MovieChat Forums > A Very Harold & Kumar 3D Christmas (2011) Discussion > HAHA... Reading Ebert's Review. He did...

HAHA... Reading Ebert's Review. He didn't WATCH the Movie.


This is all taken from one Paragraph in his(Roger Ebert's) review. Count the mistakes:

The plot: Harold ( Cho) has drifted away from Harold (Cho)


-Okay, one of those should be Kumar(Penn)

and become a successful Wall Street trader, where his office is under assault by protestors. Kumar (Penn) has split up with Vanessa and lives in the ruins of a bachelor apartment. Santa (Patton Oswalt) delivers a package for Kumar at Kumar's apartment.



-FALSE. Oswalt played a fake Santa. The REAL Santa in the movie is played by Richard Riehle. Most will probably recognize him from Office Space. It's Riehle who sent the package.

Second mistake with this sentence: the package was for Harold. Which is why Kumar delivers it to his house. If it was for Kumar, he would of stayed home and smoked it to his head and never met up with Harold.

Kumar delivers it on Christmas Eve to Harold's suburban manse, loaded with Christmas decorations to impress his Mexican father-in-law Mr. Perez (Danny Trejo), who hates Mexicans.


-The mexican father in law doesn't hate Mexicans (he and his whole family are mexicans). He hates Koreans. And Harold is Korean. (although at the end he says his dislike for Harold is for a completely different reason then him being Korean)

-Notice he says "Harold's suburban manse". The definition of a manse is a house inhabited by, or formerly inhabited by, a minister, usually used in the context of a Presbyterian, Methodist, Baptist or United Church. The implication is that the minister has been called by God and will remain until he/she is called elsewhere.

I must of missed the whole MANSE subplot.

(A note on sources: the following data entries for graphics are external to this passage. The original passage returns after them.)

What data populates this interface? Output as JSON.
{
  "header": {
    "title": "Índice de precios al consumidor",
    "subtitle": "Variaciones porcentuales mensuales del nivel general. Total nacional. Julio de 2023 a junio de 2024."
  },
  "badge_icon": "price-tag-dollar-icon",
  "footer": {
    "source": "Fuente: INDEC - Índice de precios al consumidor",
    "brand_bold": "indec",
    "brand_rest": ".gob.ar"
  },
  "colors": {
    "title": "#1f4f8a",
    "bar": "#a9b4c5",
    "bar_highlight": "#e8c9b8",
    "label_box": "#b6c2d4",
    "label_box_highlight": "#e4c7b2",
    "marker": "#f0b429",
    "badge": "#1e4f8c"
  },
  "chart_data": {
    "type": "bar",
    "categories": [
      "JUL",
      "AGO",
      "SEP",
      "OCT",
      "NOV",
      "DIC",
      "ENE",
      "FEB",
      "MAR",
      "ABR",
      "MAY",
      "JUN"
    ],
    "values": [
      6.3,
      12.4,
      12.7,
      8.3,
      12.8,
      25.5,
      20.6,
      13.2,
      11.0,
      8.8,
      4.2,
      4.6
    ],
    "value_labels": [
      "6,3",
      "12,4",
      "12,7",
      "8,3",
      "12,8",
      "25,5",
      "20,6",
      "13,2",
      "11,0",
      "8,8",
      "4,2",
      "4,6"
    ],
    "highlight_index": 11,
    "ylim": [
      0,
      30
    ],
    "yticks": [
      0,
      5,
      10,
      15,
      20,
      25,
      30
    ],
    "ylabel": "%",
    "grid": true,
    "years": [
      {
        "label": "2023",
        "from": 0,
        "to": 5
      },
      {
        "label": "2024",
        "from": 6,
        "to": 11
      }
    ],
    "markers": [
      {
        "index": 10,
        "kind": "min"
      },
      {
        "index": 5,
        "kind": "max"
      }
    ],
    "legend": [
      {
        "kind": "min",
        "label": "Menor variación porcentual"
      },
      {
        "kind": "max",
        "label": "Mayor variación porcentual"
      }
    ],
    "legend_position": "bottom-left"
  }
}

At least his following paragraph gets the plot right. But then in the next one he says:

The movie is about the disastrous adventures of H&K as two treacherous African-American tree-vendors sell Kumar's reserved tree to someone else,


-Well that's wrong. It's HAROLD's reserved tree. And the someone else who its sold to.... That's KUMAR.

At this point, it seems Ebert has no knowledge of what happens next in the film. He sums the rest up with ETC. leaving out a pretty big subplot involving the Ukrainian gangsters trying to kill them for the remainder of the film. I guess that wasn't as important as mentioning that the christmas tree was being sold by two African Americans.

I can see leaving out the details about the pregnancy or how the movie tacks on character arcs about them maturing. I even understand leaving out NPH or the Wafflebot(which stole the show). Its not an in depth review. But the Mob part is a big chunk of the movie, even if it is completely anti-climatic.

Next paragraph

It's my suspicion that Penn and Cho have outgrown the characters, but are contractually sentenced to continue doing remakes as long as the movies make money


It's not a remake. It's a sequel. The films have a set formula but that's like saying Every Bond film is a remake because they follow a similar pattern.

It's one thing to get a laugh with a lot of baby poo thrown at an SUV window.


I don't think it was Baby poo. But i guess it could be. We didn't see who took the poo. I wonder how he can tell it's baby poo.


How the hell does a reviewer make this many mistakes? Even if he didn't watch the film, you would think he'd find a synopsis to help him.

reply

Another correction:
Maria and her father are supposed to be Colombians, not Mexicans.
Not only because the actress who portrays Maria is Colombian, but also because her father talks about his childhood in Medellin, which is a city in Colombia, strongly associated with Pablo Escobar.